1er ‘’V’’ : Vision missionnaire

Hameaux, villages et villes de la Côte d’Ivoire et des pays limitrophes doivent alors recevoir des autels du Christ en termes de lieux de cultes, de presbytères et d’infrastructures socio-éducatives de la part de l’Église centenaire.

2ème ‘’V’’ : Valorisation de l’EMUCI

Il fallait donc cesser de faire de l’ÉMUCI un système social artificiel en investissant davantage dans le développement de nos compétences pour élever et aiguiser les esprits financiers, intellectuels et spirituels des Méthodistes. A travers l’ouverture de l’ISTHA et de l’Université Méthodiste auxquels s’ajoutent chaque année aux synodes et à la conférence ordinaire la conversation sur l’œuvre de Dieu, l’intelligentsia méthodiste est dans l’obligation d’acquérir de nouvelles connaissances, de se réinventer sans cesse pour être la Vitrine de la société ivoirienne.
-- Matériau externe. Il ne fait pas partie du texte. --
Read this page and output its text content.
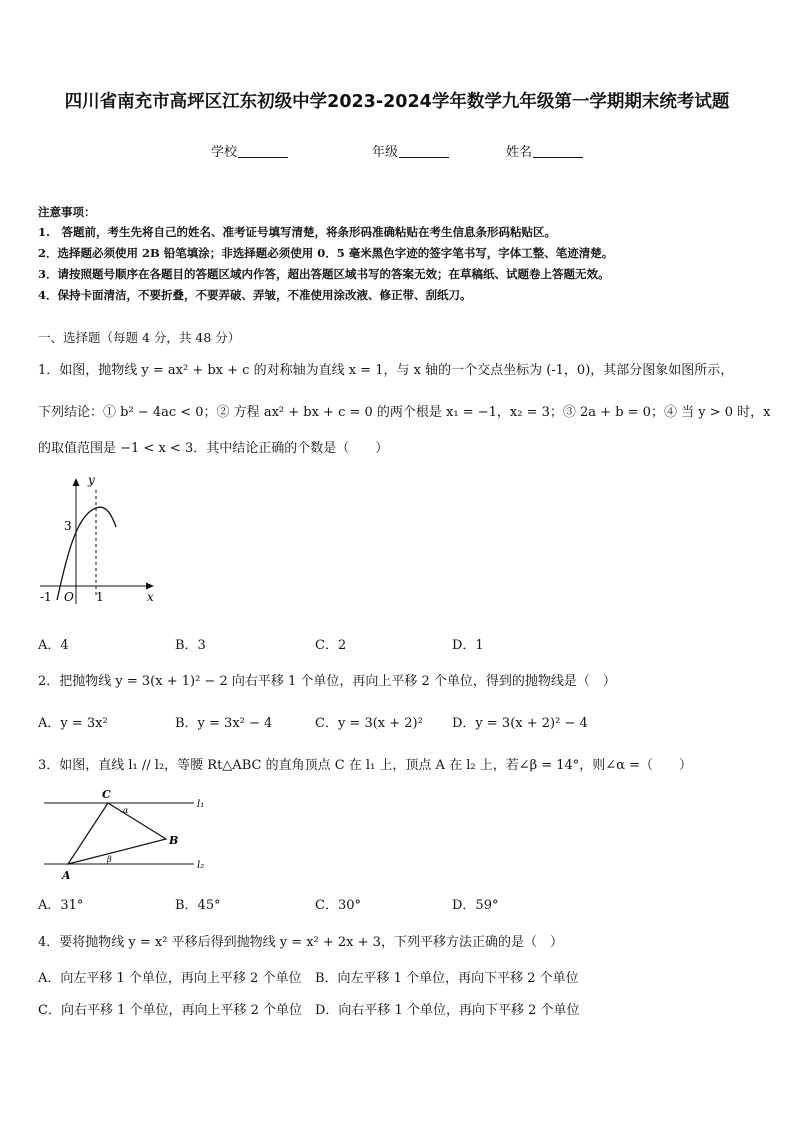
四川省南充市高坪区江东初级中学2023-2024学年数学九年级第一学期期末统考试题
学校	年级	姓名
注意事项：
1.　答题前，考生先将自己的姓名、准考证号填写清楚，将条形码准确粘贴在考生信息条形码粘贴区。
2．选择题必须使用 2B 铅笔填涂；非选择题必须使用 0．5 毫米黑色字迹的签字笔书写，字体工整、笔迹清楚。
3．请按照题号顺序在各题目的答题区域内作答，超出答题区域书写的答案无效；在草稿纸、试题卷上答题无效。
4．保持卡面清洁，不要折叠，不要弄破、弄皱，不准使用涂改液、修正带、刮纸刀。
一、选择题（每题 4 分，共 48 分）
1．如图，抛物线 y = ax² + bx + c 的对称轴为直线 x = 1，与 x 轴的一个交点坐标为 (-1，0)，其部分图象如图所示，
下列结论：① b² − 4ac < 0；② 方程 ax² + bx + c = 0 的两个根是 x₁ = −1，x₂ = 3；③ 2a + b = 0；④ 当 y > 0 时，x
的取值范围是 −1 < x < 3．其中结论正确的个数是（　　）
y
x
3
-1 O 1
A．4	B．3	C．2	D．1
2．把抛物线 y = 3(x + 1)² − 2 向右平移 1 个单位，再向上平移 2 个单位，得到的抛物线是（　）
A．y = 3x²	B．y = 3x² − 4	C．y = 3(x + 2)² D．y = 3(x + 2)² − 4
3．如图，直线 l₁ // l₂，等腰 Rt△ABC 的直角顶点 C 在 l₁ 上，顶点 A 在 l₂ 上，若∠β = 14°，则∠α =（　　）
C
B
A
l₁
l₂
α
β
A．31°	B．45°	C．30°	D．59°
4．要将抛物线 y = x² 平移后得到抛物线 y = x² + 2x + 3，下列平移方法正确的是（　）
A．向左平移 1 个单位，再向上平移 2 个单位 B．向左平移 1 个单位，再向下平移 2 个单位
C．向右平移 1 个单位，再向上平移 2 个单位 D．向右平移 1 个单位，再向下平移 2 个单位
3ème ‘’V’’ : Volonté d’entreprendre

 Du latin voluntas, la volonté est la faculté de déterminer librement ses actes et de les accomplir, c’est la fermeté avec laquelle on exerce cette faculté, c’est la détermination. La volonté d’entreprendre veut alors dire qu’il faut arrêter à partir de cette treizième Conférence Ordinaire nos phrasés mélodiques « une église, un projet » «  Femme méthodiste, pour l’éradication de la pauvreté »…et capitaliser tout le background reçu lors des enseignements sur ces thèmes. Cessons alors de travailler pour les entrepreneurs en devenant nous-mêmes des entrepreneurs. Cessons d’être partout des employés pour devenir des employeurs. Car même les plus petites églises locales peuvent investir et tout petit investissement peut donner un grand Retour sur Investissement (RSI).

  •  

« En pleine eau avec Jésus-Christ, l’Espérance du Monde », son « trompétique[3] » sonné par la plus haute autorité de la Conférence Annuelle de l’EMUCI, a engagé tous les chrétiens méthodistes à l’instar de la trompette de Jéricho. Son de la conquête, son de la victoire, son de la libération, l’EMUCI doit éviter d’être absente au rendez-vous de son propre triomphe gracieusement octroyé par le Dieu des Armées. C’est pourquoi, nous devons nous lever et entrer en action par au moins trois (3) « I ».

  •  

1er ‘’I’’ : Initiative

L’Initiative de l’Eglise signifie saisir le moment, maitriser la crainte et annoncer notre Foi.

  1.  

Quoique nous fassions, Intelligentsias méthodistes, faisons-le dès cet instant. Ne disons plus : « L’année prochaine, je vais prendre un nouveau départ …Le mois prochain, je vais prendre un nouveau départ… » C’est maintenant ou jamais. Saisissons le moment !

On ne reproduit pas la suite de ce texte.